Dorothy Day was born in Brooklyn, New York on November 8,1897. After the earthquake in 1906, her family moved to Chicago's south side. Into a place not as nice as the one in New York because her father, John, was out of work. When John Day got a new job as a sports editor for the Chicago newspaper, they moved to the north side in a better home. Dorothy won a scholarship to the University of Illinois in the fall of 1914 but was a reluctant scholar. Dropping out of college 2 years later, she moves to New York and became a reporter. She next worked for The Masses, a magazine that opposed the involvement in the European war. In November of 1917, Day went to prison for being one of forty women in front of the white house protesting women's exclusion from the electorate. The women were roughly handled and responded with a hunger strike, finally they were freed by presidential order.
In 1924, Dorothy Day began a four-year common-law marriage with Forster Bathroom, an English botanist. Forster found it hard to believe in god in a world of such cruelty. Together, they had a baby girl, born on March 3, 1927, named Tamar Theresa Day. She thought the birth of her child was a miracle. After Tamar's baptism, there was a permanent break with Batterham.
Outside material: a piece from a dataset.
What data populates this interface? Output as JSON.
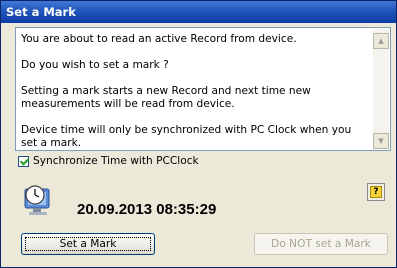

Dorothy Day started The Catholic worker, a newspaper that publicized Catholic social teaching and promoted steps to bring about the peaceful transformation of society. The first copies were handed out on May 1. She decided to sell the paper for one penny so that anyone could afford to buy it. Homeless people began to come to Day's home after reading the magazine. She began to put her principles into practice, her apartment was the seed of many houses of hospitality to come. By the wintertime, an apartment was rented with space for ten women, soon after a place was also available for men. The Catholic Worker became a national movement. By 1936 there were 33 Catholic worker houses across the country.